Automne dans le parc du château de la Verrerie (Berry)
Quand le vent dépouille les arbres de leur manteau flamboyant, que la nuit s’invite dès l’heure du thé, et que le
sol se couvre de givre tous les matins (faisant de l’esplanade mortellement triste de la BnF une
esplanade mortelle tout court…), bref, quand on redécouvre, après deux ans et quelques mois, l'hiver européen, il faut se dorloter un peu.
- Acheter un beau sapin et le parer de jolies décorations rapportées des voyages en Europe centrale, et d'une guirlande
lumineuse que l'on allumera conscieusement, chaque soir, en rentrant du travail
- Cuisiner quelques douceurs (ou se les faire offrir par d'autres !), sans se priver de vacherin crémeux, ni du vin qui va avec...

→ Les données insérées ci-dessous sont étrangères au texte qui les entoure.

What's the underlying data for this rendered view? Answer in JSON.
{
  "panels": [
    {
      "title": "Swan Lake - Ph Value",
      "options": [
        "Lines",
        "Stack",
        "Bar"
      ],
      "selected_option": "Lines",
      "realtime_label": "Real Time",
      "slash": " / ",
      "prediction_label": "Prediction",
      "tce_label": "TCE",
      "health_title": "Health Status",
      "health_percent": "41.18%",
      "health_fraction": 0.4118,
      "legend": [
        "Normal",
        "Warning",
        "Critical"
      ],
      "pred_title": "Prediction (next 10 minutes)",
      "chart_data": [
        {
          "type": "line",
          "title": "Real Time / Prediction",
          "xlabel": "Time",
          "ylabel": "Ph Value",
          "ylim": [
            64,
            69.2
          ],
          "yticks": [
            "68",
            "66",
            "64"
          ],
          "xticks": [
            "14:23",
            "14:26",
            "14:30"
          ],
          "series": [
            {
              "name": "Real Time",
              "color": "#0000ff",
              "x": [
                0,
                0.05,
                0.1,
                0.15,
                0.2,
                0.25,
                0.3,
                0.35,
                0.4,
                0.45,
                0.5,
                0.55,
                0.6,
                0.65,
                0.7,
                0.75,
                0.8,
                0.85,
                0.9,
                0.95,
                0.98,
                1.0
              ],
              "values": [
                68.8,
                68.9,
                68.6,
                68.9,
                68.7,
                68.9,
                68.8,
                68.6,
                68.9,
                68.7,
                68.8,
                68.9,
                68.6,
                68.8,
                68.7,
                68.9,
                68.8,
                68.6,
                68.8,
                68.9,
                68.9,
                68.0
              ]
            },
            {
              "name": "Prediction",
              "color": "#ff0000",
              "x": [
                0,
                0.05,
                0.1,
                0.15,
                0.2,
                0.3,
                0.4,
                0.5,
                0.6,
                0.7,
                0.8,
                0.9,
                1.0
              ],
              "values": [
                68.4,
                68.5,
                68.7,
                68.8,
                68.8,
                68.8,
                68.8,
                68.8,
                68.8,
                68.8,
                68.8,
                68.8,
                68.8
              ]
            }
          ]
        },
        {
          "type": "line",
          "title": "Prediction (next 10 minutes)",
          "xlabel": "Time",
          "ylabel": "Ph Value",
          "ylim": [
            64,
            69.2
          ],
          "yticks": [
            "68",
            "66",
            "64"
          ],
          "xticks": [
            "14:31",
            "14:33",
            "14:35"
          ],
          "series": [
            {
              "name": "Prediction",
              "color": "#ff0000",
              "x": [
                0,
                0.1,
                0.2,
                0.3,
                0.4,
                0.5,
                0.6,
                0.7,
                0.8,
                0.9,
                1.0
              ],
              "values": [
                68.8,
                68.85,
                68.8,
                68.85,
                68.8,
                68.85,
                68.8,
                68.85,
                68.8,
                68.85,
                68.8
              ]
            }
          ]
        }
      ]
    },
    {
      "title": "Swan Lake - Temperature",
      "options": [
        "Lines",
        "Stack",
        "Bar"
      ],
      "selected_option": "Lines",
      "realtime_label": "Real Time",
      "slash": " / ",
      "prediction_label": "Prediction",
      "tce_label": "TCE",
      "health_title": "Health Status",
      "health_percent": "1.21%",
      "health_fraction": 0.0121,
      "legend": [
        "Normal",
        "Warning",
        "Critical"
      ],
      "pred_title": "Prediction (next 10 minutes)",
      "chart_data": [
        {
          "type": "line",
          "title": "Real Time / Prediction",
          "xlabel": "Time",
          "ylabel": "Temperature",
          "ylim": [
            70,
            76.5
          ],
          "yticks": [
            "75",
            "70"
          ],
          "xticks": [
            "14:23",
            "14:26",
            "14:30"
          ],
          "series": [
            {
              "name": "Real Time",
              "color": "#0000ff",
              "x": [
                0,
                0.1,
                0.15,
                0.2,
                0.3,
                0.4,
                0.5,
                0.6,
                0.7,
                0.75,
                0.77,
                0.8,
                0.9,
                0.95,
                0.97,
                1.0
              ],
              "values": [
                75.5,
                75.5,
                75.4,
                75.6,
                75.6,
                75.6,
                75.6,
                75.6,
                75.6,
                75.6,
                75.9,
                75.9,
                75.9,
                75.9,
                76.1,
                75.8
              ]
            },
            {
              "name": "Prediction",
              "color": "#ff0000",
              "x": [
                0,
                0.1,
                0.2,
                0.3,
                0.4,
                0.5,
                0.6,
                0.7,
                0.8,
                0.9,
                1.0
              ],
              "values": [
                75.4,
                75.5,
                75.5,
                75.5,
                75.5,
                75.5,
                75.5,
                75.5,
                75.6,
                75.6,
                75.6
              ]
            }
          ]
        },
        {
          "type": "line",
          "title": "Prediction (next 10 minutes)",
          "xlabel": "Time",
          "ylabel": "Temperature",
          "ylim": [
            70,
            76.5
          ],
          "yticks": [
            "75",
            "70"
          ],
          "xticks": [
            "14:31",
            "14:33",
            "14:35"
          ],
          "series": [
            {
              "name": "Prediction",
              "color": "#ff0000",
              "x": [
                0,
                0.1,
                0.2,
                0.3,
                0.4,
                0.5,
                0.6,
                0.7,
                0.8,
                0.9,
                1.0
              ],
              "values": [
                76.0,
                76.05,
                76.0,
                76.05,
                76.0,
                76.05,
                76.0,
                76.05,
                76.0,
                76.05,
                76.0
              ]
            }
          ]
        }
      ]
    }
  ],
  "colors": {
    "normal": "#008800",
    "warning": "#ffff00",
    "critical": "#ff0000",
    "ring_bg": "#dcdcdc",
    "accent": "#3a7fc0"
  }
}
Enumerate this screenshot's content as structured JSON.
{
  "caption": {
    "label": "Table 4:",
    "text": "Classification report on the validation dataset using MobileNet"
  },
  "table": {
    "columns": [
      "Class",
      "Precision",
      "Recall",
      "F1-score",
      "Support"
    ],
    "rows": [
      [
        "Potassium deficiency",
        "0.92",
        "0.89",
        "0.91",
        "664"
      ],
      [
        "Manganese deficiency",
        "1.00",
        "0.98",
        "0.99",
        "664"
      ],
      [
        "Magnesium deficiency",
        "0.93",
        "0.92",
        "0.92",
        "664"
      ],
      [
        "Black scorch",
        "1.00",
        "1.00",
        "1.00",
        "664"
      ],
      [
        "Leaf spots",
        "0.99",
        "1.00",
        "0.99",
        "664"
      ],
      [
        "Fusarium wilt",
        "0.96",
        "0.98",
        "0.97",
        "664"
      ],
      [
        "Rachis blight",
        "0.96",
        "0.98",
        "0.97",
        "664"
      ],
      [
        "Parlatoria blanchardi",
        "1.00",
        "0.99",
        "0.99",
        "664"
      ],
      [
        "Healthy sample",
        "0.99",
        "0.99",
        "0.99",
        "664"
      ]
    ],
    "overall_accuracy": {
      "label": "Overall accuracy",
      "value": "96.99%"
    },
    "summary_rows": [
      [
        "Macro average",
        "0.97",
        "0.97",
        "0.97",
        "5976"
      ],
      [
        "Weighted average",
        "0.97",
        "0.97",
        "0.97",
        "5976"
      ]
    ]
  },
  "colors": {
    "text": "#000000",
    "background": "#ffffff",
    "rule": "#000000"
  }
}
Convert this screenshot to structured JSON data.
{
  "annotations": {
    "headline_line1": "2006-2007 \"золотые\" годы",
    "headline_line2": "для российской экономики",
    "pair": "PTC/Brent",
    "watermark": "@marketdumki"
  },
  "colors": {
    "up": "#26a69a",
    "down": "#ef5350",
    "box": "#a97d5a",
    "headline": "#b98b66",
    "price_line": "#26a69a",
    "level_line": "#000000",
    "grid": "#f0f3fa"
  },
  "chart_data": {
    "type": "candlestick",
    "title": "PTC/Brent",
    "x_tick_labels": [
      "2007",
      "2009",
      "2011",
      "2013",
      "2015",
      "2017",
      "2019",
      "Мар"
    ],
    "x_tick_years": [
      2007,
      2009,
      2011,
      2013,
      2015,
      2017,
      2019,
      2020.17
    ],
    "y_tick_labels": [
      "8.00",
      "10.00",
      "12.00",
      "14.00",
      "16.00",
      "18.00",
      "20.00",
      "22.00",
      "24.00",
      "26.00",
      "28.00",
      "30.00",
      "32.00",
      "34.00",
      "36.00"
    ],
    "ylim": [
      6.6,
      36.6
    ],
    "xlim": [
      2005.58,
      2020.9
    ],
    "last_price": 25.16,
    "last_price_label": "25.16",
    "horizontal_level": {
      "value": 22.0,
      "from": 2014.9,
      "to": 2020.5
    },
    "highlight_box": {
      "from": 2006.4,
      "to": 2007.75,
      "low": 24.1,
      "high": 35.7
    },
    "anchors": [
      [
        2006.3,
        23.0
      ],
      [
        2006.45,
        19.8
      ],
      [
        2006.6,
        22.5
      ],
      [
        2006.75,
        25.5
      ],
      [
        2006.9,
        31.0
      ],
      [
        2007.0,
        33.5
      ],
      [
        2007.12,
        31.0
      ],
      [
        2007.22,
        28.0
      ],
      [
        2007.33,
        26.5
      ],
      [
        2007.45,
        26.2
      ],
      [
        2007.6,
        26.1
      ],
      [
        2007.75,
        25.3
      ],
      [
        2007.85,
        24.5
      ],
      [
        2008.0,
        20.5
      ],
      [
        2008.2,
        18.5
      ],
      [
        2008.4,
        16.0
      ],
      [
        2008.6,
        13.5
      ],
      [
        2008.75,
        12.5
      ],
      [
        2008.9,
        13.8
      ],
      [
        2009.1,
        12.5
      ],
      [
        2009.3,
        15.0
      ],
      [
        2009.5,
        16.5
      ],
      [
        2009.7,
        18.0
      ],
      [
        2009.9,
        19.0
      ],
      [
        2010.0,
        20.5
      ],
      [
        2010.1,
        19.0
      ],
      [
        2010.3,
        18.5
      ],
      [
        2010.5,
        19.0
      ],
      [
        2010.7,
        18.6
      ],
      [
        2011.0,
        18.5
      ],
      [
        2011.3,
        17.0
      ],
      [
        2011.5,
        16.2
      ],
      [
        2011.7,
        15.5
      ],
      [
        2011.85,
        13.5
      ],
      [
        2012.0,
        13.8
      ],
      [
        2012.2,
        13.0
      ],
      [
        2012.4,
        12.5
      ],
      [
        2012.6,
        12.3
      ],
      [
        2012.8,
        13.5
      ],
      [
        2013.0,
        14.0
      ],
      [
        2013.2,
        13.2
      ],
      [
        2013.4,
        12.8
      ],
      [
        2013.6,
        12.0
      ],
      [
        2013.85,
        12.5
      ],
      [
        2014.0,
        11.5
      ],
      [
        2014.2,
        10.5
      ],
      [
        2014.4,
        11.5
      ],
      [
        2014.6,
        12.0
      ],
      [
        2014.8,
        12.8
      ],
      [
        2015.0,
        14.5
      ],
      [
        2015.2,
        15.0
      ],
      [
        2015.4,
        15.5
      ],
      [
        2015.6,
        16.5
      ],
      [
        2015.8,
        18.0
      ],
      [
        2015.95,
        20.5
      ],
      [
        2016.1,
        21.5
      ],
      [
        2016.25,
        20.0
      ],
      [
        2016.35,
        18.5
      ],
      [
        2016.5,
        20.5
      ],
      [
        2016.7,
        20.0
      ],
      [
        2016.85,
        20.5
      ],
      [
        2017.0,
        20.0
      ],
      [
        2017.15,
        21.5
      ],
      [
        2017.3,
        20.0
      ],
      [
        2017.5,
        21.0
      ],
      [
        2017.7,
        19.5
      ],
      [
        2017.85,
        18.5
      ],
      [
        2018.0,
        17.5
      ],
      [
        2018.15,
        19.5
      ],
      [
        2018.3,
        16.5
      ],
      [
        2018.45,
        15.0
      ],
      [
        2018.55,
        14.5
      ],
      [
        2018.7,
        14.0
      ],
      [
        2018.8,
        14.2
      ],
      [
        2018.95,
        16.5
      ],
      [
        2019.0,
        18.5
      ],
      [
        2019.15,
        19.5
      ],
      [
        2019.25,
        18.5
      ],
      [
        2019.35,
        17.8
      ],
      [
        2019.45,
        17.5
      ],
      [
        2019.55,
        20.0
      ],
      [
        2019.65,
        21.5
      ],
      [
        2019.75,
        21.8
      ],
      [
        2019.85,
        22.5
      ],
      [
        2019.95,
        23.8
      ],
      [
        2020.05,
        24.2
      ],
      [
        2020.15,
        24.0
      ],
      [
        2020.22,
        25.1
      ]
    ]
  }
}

...et tant pis si ces derniers temps, on a abusé du gras et du sucré
- Ecouter des cantates de Bach, parce qu'il n'y a pas plus beau en cette saison, sauf peut-être les lieder de Malher, pour
les âmes plus mélancoliques
- Repeindre une chambre et se déchaîner sur le ménage, pour ne plus penser au travail (intellectuel) qui
s'accumule
...parce qu’après ça, on dort beaucoup mieux, tout à coup
- Partir un week-end à Munich, pour faire quelques emplettes, un (gros) détour par l'Alte Pinakothek, sans oublier de se réchauffer à la
saucisse et au Glühwein (faut ce qu'il faut par -6°...)
Le Glühwein, en fait, je n'en suis pas très fan : je trouve cela souvent écoeurant. Enfin, tout dépend de la qualité du vin
(rarement au top) : on peut se retrouver avec une migraine d'enfer, surtout lorsque la boisson est copieusement dopée au Schnaps.
Traditionnellement, le vin chaud se fait plutôt avec du rouge. Je le préfère au vin blanc, le résultat est plus fin, plus doux. A défaut
d'une vraie recette, voici une idée de Glühwein différent, un Glühwein blanc.
A consommer avec modération...
Weisser Glühwein (vin blanc chaud épicé)
- 50 cl de vin blanc sec d’Alsace (type Riesling, éventuellement un Pinot gris, moins sec)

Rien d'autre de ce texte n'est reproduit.